Gli italiani non vogliono
studiare le lingue

Secondo la ricerca il 78% della popolazione non ha intenzione di apprendere
un altro idioma. La formazione scolastica ritenuta del tutto insufficiente

ROMA, 23 novembre 2006. - Contraddittorio, quasi schizofrenico. Questo l'atteggiamento della popolazione italiana nei confronti delle lingue straniere. Un dato che traspare chiaramente dalla ricerca condotta da Letitfly, organismo che si occupa delle ricerche sulla formazione linguistica degli italiani per conto del ministero del Lavoro, e dal Censis. Secondo quanto emerso infatti, seppure il 97,7% della popolazione e il 96% delle imprese ritenga molto utile la conoscenza delle lingue straniere, il 78,1% degli italiani non ha "alcuna intenzione di apprenderne una nuova" e il 95,4% delle aziende non intende organizzare corsi di formazione.

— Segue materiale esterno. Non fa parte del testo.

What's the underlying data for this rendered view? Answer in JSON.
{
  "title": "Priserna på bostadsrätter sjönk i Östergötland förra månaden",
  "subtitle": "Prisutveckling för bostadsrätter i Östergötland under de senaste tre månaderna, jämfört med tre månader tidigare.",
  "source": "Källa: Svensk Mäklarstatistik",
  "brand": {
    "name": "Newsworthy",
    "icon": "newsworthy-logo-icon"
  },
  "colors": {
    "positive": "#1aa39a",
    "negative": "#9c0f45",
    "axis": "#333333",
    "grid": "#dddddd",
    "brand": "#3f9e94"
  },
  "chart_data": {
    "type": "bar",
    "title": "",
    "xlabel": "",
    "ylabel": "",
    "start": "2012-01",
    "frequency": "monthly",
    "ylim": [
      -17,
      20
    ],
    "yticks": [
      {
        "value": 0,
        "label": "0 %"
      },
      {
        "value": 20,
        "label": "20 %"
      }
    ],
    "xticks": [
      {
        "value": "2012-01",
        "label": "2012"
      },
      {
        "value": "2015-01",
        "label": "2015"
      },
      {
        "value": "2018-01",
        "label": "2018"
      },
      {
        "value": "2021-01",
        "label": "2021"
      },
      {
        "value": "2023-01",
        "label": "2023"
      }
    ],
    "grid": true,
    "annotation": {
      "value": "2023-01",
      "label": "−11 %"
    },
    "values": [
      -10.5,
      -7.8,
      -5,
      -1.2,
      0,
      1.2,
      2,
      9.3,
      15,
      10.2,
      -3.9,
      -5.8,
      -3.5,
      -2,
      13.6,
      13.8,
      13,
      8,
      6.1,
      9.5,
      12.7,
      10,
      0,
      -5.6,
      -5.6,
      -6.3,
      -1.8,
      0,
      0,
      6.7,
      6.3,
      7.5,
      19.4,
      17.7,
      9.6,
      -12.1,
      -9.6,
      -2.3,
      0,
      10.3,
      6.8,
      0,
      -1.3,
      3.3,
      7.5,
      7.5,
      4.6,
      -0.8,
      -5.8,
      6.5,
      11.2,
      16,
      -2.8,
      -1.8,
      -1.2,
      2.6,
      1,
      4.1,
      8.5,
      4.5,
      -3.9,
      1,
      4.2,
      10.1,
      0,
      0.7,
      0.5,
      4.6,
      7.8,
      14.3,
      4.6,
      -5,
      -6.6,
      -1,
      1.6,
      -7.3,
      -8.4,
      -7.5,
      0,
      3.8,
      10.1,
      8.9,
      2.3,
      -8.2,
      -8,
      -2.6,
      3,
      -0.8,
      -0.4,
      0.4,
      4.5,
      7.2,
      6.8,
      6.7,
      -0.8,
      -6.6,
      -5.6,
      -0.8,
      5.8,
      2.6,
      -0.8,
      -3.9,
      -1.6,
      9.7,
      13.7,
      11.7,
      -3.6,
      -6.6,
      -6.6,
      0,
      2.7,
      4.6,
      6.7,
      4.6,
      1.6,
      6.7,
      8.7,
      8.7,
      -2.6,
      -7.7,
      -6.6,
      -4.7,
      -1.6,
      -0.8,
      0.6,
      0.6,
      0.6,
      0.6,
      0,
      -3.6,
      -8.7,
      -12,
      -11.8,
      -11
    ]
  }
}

Che vuol dire che in Italia esiste un clima che si può definire di scarso multilinguismo, visto che il 66,2% di chi afferma di possedere una qualche competenza linguistica valuta le proprie abilità scarse nel 50% dei casi e appena sufficienti nel 19%. Del resto quando viene chiesto a cosa serva la lingua straniera, risulta che il principale utilizzo è rappresentato dai viaggi (59,6%), seguito dalle comunicazioni con familiari, amici e conoscenti (38,9%), dalla lettura di libri (30,9%), dalla navigazione in internet (29,3%), dalla visione di film e programmi tv (28,65). Solo una minoranza ne fa uso in ambito lavorativo (35,5%) perché il 60,7% di coloro quelli che lavorano non ha mai avuto modo di esercitare le proprie competenze linguistiche, soprattutto al Centro (66%) e al Sud (69,7%).

Dal rapporto emerge poi un dato sorprendente: gli unici a ritenere essenziale l'apprendimento di una lingua sono gli immigrati. Il 71% ha infatti intenzione di migliorare la conoscenza della nostra lingua. Ritenuta fondamentale nel percorso dell'integrazione sociale e lavorativa con più dell'80% che ha dichiarato inoltre che l'integrazione sarebbe più facile se gli italiani avessero dimestichezza con altre lingue.

Il campione degli intervistati stranieri parla 42 idiomi diversi, dimostrando una grande varietà di provenienza territoriale. Sorprende anche un altro dato: sembra infatti che la maggior parte degli stranieri residenti, pur ritenendo i corsi scolastici la migliore fonte di apprendimento, dichiara di aver imparato la nostra lingua dalla televisione. Altro elemento ritenuto importante è la possibilità per i figli di imparare l'italiano a scuola grazie a corsi di sostegno, cosa al momento ancora piuttosto rara.

La scuola poi diventa un banco di prova importante per il rapporto tra gli italiani e le istituzioni. Il 74% dei cittadini infatti ritiene che l'offerta formativa dovrebbe ricadere sullo Stato, attribuendo però alla "conoscenza scolastica" un'accezione decisamente negativa. Il 40% infatti definisce scarsa la formazione linguistica fornita dalla scuola, gravemente insufficiente per il 15%.

Il quadro che si ricava dallo studio è quello di una lenta e, si potrebbe dire timida spinta all'innovazione. Dove il ruolo principale è giocato dalle scuole private, mentre molto spesso, per altri contesti, la spinta all'innovazione è lasciata all'iniziativa dei singoli. L'impressione generale secondo le conclusioni di Letitfly e Censis è che lo sforzo dei pochi si scontri contro un atteggiamento generale di segno negativo. Il suggerimento è quello di predisporre per i prossimi anni una serie di misure che migliorino la qualità dell'insegnamento scolastico, cercando di creare un ambiente che faciliti l'apprendimento linguistico, soprattutto a livello extrascolastico e professionale.